The Addictive, Perpetual Nature That is Mankind

December 7th, 2014 - Young Missionaries of the Holy Father


One of the most entropic things ever may be mankind’s nature, even if it is how not entropic they may be. The book, “From Darkness, Into the Light,” by Marino Restrepo, is an enlightening testimony about the radical life changes Marino had to make. He explains his nighttime as a very dark, thirty-three years he was living in mortal sin, only to be saved by the infinite light that is God’s mercy. He goes into the mystical experience presented by God, and the foundation created as a result of it. An enticing serendipity, the paperback cover notices how the book seemingly echoes, “God chooses the simple to fool the wise.”

As the “From Darkness, Into the Light” title may show, this book revolves around radical change as a Catholic, and how that importance was presented to Marino. As he might talk about the life he lived here, he also explains what he saw in the supernatural world: Heaven, Hell, and Purgatory. This fast-lane, secular man was able to be saved from his worldly addictions, but only through spiritual suffering that enabled him to stare into God’s glory. Imagine sitting in a dark room, and then stepping out into bright sunlight. As it might temporarily hurt your eyes to see, you realize the beautiful, natural, warming light that is in the sun. Marino experienced a similar experience, but in a much more interesting way, although he claims he “Suffer[s] the limitations of human language to explain divine revelation. (Pg. 86)”

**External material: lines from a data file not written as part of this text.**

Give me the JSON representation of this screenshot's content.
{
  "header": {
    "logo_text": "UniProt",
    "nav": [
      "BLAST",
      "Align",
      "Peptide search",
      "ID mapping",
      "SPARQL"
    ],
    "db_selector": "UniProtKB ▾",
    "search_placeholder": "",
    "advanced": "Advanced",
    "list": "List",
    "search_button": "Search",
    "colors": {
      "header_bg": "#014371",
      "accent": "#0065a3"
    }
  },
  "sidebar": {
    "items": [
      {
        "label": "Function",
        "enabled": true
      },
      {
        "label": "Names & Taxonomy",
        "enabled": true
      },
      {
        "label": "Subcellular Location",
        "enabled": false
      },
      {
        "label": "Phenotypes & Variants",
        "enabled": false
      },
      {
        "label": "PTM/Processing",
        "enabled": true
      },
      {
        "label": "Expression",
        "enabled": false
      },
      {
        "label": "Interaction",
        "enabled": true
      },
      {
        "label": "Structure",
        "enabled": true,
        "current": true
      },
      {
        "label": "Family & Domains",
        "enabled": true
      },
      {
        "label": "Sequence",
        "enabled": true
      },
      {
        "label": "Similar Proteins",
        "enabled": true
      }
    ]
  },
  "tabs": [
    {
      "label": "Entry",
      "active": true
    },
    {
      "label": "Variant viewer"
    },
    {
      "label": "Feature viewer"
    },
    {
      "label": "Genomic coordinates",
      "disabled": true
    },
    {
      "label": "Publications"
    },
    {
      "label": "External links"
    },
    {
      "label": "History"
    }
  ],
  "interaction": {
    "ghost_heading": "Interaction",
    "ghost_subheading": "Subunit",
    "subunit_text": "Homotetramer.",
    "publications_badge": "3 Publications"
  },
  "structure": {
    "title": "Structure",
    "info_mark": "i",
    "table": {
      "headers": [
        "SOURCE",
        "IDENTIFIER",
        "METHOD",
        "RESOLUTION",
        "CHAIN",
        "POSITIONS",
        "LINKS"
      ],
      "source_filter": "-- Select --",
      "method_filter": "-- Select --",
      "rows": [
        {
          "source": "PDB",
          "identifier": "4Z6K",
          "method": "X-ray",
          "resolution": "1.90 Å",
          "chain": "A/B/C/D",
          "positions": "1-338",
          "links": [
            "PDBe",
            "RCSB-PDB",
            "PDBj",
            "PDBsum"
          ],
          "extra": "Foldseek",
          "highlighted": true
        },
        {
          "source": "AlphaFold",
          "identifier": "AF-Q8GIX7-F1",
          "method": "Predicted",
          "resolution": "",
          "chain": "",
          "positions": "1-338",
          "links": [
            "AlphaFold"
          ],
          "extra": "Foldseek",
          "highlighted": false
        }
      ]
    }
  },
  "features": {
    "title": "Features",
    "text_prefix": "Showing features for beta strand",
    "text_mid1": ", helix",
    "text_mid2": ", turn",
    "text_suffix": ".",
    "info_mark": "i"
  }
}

Nevertheless, the language used enamors mind, body, and soul into insight as to what the afterlife is like, and how we are so easily involved with it. The simply sophisticated context read from the book reminds one about the importance of the Catechism of the Catholic Church and our dedication to the Word of God. Marino demonstrates how saint-hood is reachable by everyone, and is easy to nobody. Everybody has to work, physically and spiritually, to become a saint; it means sanctifying the soul through suffering. It’s like the Dylan Thomas quote, “Do not go gentle into that good night. Rage, rage against the dying of the light.” From darkness into light is not black and white, but rather all of the colors of the wind. Unfortunately, we cannot see the wind with our mortal eyes; we can only see what it affects, therefore we must look to our church’s immortal eyes to know how it flows. This book, being in accordance with our Catholic teachings, allows us to realize how important our sacraments are, and our love given to others. Let’s appreciate how it was these things set forth by God, gift us our free-will’s right to our own decisions. Let us not decide to live in darkness.